Some of the NaNoWriMo participants must have hit their target word count. To them, I say, "Congratulations. You suck." I salute those people's effort even as I have to ask them , "Um, why did you do that?"

I am the first to acknowledge that the only way to write is to write. That statement is neither original to me nor in any way truly insightful. The only way to write well, however, is to revise, reivse, revise. Again, those words are not mine, but they do encapsulate a universe of eye-opening truth.

You may not be able to tell, but each of my posts to this site takes about two hours to write. I do a little research. I spell-check. I read through every sentence a couple of times and edit the text before I hit the Publish Post button. I don't even care if you appreciate all the work I'm doing. I would refuse to publish anything I didn't think was good. You're allowed -- sometimes even encouraged -- to think my writing sucks. But do at the very least recognize that I work at it.

The NanNoWriMo organizers, on the other hand, specifically urge participants to not work at improving their drafts. The NaNoWriMo Web site is chockfull of admonishments like "the ONLY thing that matters in NaNoWriMo is output. It's all about quantity, not quality (caps in original)." What. The. F.?

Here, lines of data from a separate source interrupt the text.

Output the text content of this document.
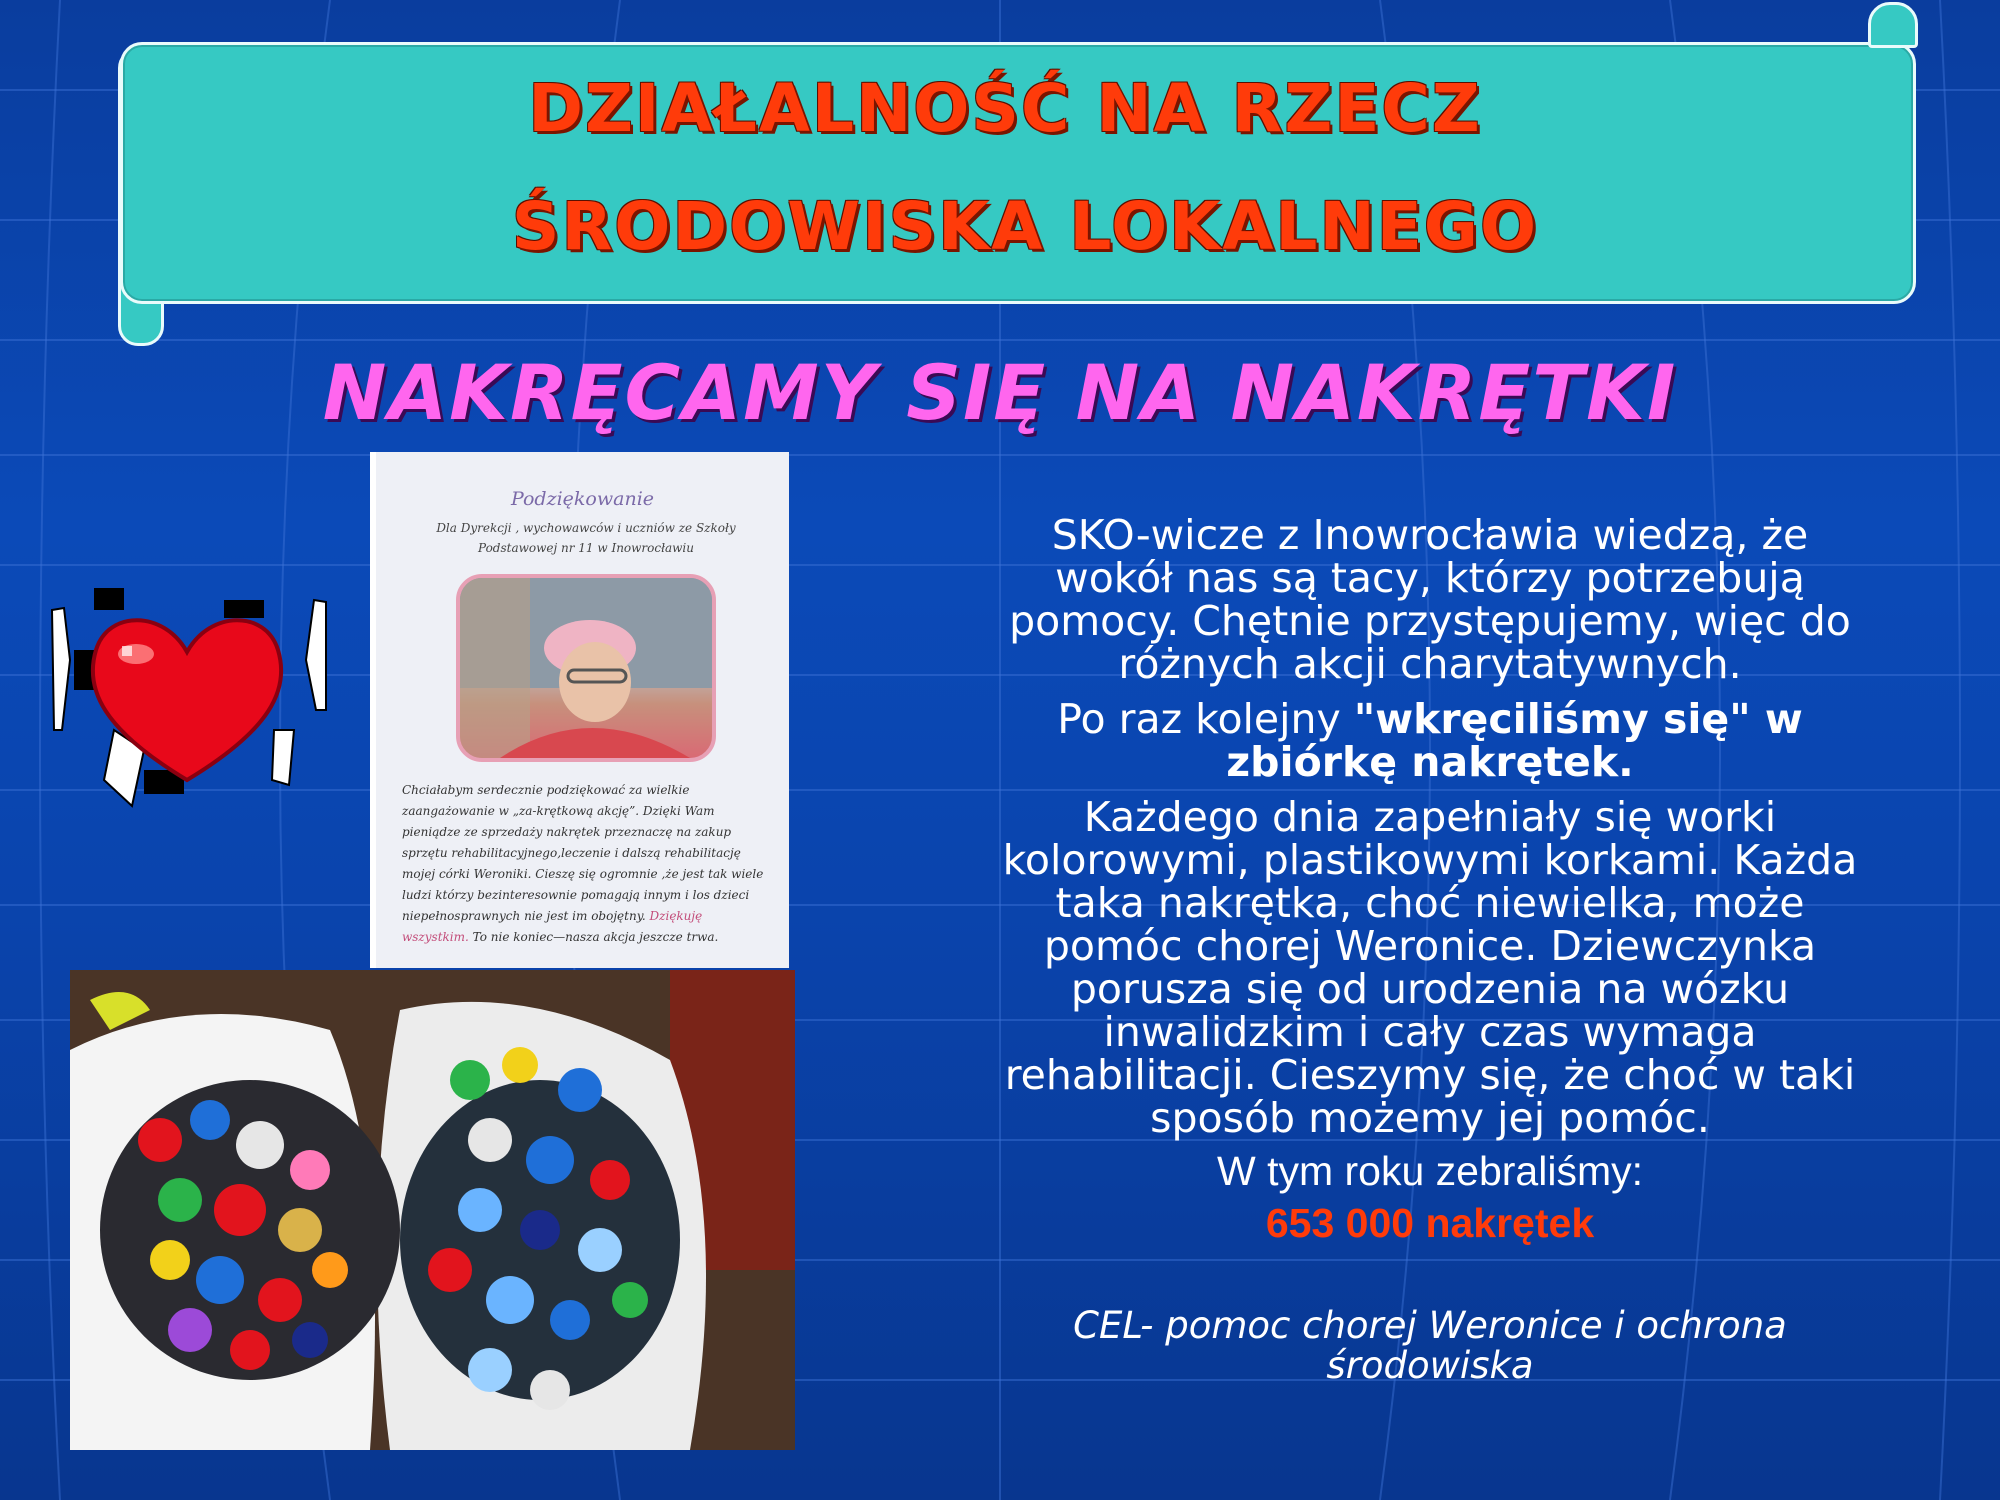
DZIAŁALNOŚĆ NA RZECZ
ŚRODOWISKA LOKALNEGO
NAKRĘCAMY SIĘ NA NAKRĘTKI
Podziękowanie
Dla Dyrekcji , wychowawców i uczniów ze Szkoły Podstawowej nr 11 w Inowrocławiu
Chciałabym serdecznie podziękować za wielkie zaangażowanie w „za-krętkową akcję”. Dzięki Wam pieniądze ze sprzedaży nakrętek przeznaczę na zakup sprzętu rehabilitacyjnego,leczenie i dalszą rehabilitację mojej córki Weroniki. Cieszę się ogromnie ,że jest tak wiele ludzi którzy bezinteresownie pomagają innym i los dzieci niepełnosprawnych nie jest im obojętny. Dziękuję wszystkim. To nie koniec—nasza akcja jeszcze trwa.

SKO-wicze z Inowrocławia wiedzą, że wokół nas są tacy, którzy potrzebują pomocy. Chętnie przystępujemy, więc do różnych akcji charytatywnych.

Po raz kolejny "wkręciliśmy się" w zbiórkę nakrętek.

Każdego dnia zapełniały się worki kolorowymi, plastikowymi korkami. Każda taka nakrętka, choć niewielka, może pomóc chorej Weronice. Dziewczynka porusza się od urodzenia na wózku inwalidzkim i cały czas wymaga rehabilitacji. Cieszymy się, że choć w taki sposób możemy jej pomóc.

W tym roku zebraliśmy:
653 000 nakrętek
CEL- pomoc chorej Weronice i ochrona środowiska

Truman Capote delivered what I consider to be the world's greatest literally insult by observing that Jack Kerouac's On the Road, which Kerouac lied about having originally written on a single, continuous scroll of paper without revisions, was "not writing; that's typewriting." Keouac, if he had actually written his autobiographical travelogue in a stream of consciousness, would have carried off a stunt. He would not have created literature.

Merely putting words on paper or on computer screens is a physical, not an artistic, act. By actively encouraging aspiring writers to ignore this distinction and pretend that the task is the payoff, the NaNoWriMo organizers are perpetuating a great evil.

I feel much the same about novel writing that I do about marathon writing. If a person is given enough time and not judged on any result other than crossing the finish line, anyone can do either. Running a marathon in under two and a half hours or writing something anyone would want to read, however, requires correcting many, many missteps.